A punição a atos racistas também ganhou importante aliada na legislação penal, com a recente equiparação do crime de injúria racial ao racismo, majorando a pena do primeiro e tornando-a imprescritível e inafiançável, por meio da lei 14532/2023.
Em linhas gerais, os estudiosos do tema costumam apontar tres tipos de vitimização de atletas negros relacionados ao racismo.
A primária, na qual o crime em sí ocorre, são os danos diretos que as vítimas são submetidas pela prática racista, sejam materiais, físicos ou psicológicos.
A secundária está relacionada com o envolvimento da vítima com os organismos formais do sistema de justiça, o que a força a necessariamente narrar e revivenciar o ato por diversas vezes, causando dor e sofrimento. É a chamada revitimização.
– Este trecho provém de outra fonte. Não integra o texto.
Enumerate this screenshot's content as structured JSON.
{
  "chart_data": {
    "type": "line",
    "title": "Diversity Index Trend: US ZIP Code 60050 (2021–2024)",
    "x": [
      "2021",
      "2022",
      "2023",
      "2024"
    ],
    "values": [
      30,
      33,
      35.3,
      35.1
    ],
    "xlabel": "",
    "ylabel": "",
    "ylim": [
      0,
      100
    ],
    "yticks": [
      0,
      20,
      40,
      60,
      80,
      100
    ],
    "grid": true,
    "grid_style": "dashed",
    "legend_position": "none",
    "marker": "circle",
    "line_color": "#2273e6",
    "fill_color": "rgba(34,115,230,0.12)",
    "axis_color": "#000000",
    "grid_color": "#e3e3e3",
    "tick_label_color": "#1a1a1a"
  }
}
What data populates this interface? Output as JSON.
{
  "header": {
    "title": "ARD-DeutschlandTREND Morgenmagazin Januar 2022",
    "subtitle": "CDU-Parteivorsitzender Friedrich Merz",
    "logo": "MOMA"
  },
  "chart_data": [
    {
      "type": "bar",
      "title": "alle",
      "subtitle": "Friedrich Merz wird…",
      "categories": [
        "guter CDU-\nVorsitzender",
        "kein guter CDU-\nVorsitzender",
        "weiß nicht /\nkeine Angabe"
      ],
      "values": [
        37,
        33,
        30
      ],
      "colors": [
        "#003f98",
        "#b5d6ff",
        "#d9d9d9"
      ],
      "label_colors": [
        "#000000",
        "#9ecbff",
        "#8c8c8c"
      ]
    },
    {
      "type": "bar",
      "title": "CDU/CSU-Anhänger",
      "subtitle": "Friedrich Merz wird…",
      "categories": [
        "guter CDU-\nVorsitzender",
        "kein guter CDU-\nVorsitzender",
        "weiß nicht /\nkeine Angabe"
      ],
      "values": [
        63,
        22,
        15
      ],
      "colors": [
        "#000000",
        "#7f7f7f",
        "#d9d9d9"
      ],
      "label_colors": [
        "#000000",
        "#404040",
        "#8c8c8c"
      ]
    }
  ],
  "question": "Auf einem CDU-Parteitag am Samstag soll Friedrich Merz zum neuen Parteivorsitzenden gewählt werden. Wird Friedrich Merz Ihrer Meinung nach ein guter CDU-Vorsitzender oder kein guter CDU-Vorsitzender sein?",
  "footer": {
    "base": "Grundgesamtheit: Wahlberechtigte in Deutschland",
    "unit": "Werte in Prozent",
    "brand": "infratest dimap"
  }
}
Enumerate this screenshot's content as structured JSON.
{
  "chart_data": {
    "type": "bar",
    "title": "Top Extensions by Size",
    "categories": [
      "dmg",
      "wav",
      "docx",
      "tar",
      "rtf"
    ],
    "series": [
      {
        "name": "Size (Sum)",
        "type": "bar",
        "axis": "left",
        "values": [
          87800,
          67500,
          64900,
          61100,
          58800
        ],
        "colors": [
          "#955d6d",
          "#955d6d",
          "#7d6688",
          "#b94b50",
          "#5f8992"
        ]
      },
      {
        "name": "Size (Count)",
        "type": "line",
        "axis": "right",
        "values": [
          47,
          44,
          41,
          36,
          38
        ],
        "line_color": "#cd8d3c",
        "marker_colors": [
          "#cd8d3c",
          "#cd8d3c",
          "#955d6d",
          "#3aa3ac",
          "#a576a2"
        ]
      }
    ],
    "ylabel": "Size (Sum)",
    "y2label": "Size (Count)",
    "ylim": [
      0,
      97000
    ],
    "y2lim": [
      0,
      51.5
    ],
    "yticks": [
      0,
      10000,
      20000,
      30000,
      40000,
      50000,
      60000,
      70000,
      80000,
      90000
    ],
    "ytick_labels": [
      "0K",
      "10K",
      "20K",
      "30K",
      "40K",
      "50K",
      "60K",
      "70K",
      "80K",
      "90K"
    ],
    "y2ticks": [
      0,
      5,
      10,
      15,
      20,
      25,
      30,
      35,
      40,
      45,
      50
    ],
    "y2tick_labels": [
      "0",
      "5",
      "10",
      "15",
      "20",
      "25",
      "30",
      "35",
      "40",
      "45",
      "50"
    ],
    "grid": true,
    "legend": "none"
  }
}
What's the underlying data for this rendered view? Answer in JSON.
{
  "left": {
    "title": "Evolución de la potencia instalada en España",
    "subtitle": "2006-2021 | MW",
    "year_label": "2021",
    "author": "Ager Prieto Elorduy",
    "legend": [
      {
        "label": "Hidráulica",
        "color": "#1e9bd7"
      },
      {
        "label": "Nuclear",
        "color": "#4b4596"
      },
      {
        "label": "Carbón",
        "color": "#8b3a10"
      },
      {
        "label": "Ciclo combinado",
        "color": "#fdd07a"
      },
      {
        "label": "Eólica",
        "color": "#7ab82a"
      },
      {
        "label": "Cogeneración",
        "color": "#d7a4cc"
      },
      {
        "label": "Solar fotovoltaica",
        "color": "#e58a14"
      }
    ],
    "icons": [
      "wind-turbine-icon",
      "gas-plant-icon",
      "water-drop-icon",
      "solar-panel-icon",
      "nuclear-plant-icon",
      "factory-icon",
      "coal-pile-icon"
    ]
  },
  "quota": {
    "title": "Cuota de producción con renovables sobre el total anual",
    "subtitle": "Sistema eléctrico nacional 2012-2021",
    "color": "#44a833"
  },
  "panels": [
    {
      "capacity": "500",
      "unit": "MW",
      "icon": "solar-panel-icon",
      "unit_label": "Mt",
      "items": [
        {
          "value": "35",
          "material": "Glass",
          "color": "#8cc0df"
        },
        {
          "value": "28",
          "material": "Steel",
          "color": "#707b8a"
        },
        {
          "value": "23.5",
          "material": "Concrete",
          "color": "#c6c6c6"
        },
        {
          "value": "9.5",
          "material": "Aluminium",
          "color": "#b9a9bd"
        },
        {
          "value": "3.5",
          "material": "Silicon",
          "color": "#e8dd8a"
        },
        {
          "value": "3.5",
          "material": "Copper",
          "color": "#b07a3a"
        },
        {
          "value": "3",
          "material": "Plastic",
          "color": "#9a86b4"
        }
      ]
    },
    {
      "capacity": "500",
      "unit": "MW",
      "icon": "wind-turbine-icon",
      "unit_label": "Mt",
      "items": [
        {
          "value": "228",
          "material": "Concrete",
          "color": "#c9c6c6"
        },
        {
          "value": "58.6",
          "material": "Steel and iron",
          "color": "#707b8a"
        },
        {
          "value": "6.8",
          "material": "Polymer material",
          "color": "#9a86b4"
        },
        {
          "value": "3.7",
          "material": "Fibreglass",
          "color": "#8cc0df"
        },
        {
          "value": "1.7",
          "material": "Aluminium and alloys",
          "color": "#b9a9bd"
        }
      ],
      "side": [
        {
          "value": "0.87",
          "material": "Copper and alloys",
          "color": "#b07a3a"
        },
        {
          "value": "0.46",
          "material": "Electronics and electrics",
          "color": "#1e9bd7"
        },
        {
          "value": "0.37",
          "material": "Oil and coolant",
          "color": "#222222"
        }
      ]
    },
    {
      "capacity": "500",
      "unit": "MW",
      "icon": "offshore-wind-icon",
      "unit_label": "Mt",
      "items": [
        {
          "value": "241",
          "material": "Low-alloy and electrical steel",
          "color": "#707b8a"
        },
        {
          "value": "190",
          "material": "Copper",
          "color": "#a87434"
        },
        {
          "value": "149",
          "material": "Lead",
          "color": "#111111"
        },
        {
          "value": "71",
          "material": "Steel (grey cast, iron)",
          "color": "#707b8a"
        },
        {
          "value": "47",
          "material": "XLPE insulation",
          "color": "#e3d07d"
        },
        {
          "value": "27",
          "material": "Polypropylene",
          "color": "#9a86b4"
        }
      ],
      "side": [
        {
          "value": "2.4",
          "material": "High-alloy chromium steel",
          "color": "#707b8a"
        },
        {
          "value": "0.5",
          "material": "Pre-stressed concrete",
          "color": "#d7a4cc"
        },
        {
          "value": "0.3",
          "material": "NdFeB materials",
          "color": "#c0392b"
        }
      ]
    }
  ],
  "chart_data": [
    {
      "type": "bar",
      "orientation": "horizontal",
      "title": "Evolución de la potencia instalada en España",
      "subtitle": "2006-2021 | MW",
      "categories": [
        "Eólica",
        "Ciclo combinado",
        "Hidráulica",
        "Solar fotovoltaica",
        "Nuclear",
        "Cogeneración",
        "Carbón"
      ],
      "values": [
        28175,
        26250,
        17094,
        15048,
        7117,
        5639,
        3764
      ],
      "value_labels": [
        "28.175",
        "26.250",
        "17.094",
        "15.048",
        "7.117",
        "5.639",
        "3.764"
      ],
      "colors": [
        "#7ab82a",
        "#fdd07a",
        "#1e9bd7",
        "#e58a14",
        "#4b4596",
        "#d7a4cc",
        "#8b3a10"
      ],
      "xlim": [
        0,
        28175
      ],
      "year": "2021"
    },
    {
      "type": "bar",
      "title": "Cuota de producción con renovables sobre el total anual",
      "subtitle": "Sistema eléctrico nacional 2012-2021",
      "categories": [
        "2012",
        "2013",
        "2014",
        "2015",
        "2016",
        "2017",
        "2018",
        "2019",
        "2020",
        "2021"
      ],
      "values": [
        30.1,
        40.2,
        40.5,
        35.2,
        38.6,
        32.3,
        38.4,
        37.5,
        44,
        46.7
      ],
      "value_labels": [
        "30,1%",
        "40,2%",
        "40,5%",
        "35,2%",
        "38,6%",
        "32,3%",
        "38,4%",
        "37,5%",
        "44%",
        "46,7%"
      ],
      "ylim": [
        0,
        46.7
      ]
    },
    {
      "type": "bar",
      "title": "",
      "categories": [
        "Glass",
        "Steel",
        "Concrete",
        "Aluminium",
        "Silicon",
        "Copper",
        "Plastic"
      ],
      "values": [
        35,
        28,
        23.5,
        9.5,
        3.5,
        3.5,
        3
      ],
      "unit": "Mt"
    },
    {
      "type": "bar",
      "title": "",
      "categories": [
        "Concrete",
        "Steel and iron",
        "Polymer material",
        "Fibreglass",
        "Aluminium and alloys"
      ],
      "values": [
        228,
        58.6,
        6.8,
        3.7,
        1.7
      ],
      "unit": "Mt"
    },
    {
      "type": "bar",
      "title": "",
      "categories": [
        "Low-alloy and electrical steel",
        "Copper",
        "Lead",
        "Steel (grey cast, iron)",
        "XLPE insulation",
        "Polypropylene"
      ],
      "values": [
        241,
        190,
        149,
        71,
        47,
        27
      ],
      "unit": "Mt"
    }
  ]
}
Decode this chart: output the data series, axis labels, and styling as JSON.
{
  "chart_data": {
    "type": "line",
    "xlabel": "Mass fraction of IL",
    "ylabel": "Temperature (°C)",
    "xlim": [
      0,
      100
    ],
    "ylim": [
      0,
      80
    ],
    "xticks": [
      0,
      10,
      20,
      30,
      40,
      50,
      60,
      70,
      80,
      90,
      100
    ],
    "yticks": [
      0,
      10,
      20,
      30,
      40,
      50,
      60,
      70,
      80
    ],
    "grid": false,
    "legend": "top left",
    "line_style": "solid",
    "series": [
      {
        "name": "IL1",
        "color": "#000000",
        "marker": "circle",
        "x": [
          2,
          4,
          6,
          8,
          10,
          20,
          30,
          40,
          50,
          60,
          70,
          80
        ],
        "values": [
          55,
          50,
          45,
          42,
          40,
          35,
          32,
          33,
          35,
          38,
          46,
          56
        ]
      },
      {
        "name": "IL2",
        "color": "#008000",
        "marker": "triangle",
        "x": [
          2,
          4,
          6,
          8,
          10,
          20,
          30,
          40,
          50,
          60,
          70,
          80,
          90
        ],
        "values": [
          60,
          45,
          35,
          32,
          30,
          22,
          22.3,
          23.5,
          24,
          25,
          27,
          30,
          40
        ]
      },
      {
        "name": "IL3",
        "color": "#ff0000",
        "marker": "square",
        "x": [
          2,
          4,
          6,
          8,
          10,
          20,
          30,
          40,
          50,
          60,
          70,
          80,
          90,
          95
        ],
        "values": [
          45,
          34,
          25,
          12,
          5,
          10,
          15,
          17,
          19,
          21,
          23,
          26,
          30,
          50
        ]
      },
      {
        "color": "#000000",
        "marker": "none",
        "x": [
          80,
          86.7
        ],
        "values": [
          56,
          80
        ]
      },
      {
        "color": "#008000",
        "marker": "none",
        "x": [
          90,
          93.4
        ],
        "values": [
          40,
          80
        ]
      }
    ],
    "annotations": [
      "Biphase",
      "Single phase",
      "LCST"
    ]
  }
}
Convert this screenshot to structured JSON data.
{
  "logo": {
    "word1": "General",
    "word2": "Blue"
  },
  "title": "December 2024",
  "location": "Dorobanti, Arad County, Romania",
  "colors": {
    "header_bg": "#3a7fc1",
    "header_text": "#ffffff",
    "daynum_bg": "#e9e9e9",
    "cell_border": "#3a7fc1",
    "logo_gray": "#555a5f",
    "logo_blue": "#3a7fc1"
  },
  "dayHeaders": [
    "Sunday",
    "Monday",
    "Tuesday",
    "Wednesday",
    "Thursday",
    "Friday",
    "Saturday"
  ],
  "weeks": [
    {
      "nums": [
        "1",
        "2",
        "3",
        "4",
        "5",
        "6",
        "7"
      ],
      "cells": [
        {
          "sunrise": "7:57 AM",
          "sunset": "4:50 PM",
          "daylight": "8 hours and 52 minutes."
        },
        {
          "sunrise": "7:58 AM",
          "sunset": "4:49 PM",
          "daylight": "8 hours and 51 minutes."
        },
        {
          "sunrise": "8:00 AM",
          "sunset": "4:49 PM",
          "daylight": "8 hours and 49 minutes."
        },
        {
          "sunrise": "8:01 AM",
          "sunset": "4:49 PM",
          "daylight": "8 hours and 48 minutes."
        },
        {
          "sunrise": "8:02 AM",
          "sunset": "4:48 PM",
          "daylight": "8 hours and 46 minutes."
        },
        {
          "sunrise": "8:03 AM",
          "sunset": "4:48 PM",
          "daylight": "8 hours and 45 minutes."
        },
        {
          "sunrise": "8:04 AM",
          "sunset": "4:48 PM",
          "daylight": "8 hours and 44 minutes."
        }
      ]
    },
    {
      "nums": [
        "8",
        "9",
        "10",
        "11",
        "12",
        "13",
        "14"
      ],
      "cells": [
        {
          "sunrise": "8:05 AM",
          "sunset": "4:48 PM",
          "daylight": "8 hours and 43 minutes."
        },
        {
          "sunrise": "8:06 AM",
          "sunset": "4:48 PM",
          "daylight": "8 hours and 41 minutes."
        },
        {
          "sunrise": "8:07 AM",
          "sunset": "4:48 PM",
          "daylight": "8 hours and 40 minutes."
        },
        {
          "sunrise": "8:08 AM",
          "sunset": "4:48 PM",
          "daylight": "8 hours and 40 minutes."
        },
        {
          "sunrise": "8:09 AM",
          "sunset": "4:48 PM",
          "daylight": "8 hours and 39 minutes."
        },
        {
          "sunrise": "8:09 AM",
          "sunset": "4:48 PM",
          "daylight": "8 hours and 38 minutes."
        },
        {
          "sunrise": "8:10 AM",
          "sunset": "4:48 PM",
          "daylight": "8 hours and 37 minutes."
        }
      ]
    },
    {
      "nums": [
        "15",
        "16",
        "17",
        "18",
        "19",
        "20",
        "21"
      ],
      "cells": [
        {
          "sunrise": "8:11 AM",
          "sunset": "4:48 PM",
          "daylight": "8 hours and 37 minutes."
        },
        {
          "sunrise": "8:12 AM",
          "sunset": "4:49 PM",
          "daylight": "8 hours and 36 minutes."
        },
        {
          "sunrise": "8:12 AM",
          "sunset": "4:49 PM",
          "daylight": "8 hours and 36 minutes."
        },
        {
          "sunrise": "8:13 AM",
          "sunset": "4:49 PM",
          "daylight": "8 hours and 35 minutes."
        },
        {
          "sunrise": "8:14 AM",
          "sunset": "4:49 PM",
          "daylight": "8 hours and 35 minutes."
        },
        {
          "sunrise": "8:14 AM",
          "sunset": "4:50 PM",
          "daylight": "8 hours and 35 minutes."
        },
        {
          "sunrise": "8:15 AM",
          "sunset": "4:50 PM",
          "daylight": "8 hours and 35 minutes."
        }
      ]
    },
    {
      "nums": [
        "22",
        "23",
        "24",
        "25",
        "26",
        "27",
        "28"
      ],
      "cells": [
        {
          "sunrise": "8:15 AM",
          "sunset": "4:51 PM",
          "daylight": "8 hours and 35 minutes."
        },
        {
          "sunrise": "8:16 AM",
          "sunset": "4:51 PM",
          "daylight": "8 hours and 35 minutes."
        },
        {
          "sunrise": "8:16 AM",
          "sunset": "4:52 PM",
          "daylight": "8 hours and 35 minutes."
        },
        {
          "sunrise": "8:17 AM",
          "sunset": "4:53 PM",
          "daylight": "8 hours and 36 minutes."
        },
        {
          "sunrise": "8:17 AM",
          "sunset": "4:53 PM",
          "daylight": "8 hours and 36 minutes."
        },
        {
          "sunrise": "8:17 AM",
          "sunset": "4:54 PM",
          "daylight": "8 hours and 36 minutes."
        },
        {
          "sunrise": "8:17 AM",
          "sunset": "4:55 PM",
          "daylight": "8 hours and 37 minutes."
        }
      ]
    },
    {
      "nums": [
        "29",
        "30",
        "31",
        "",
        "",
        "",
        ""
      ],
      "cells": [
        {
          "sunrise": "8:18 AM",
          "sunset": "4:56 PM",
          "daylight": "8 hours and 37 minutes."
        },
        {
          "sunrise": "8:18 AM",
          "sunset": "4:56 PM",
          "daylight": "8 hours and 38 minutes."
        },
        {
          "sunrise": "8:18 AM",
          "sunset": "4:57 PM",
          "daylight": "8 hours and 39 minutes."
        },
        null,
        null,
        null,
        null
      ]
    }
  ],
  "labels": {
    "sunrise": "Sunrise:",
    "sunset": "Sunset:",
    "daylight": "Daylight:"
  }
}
A vitimização terciária diz respeito ao comum e tradicional descredibilização da palavra da própria vítima, não acolhendo-a adequadamente e desencorajando-a a realizar denúncias e seguir em frente em seus processos, resultando em falta de apoio institucional e social a quem denuncia.
Ainda ganha destaque o conceito de Racismo Recreativo, que é aquele que as práticas racistas são disfarçadas por meio de piadas e deboches com a cor da pele e traços marcantes da raça negra, que tradicionalmente eram encaradas como “zoação”, mas que cada vez menos é tolerada por se tratar sem sombra de dúvida de prática criminosa. Algo ainda tão comum nos estádios, mas cada vez menos aceito. É crime!
O caminho é longo e tortuoso, pois toda mudança de paradigma é penosa, cabendo a sociedade não tolerar práticas racistas dentro ou fora do estádios e cobrar mais medidas efetivas e eficazes para reconhecer o problema, enfrentá-lo e criar políticas públicas que disseminem uma cultura de paz e respeito à diversidade e sem qualquer tipo de descriminação.
Isto sim é uma Democracia.
*Este é um texto de educação em direitos contendo opiniões pessoais do autor.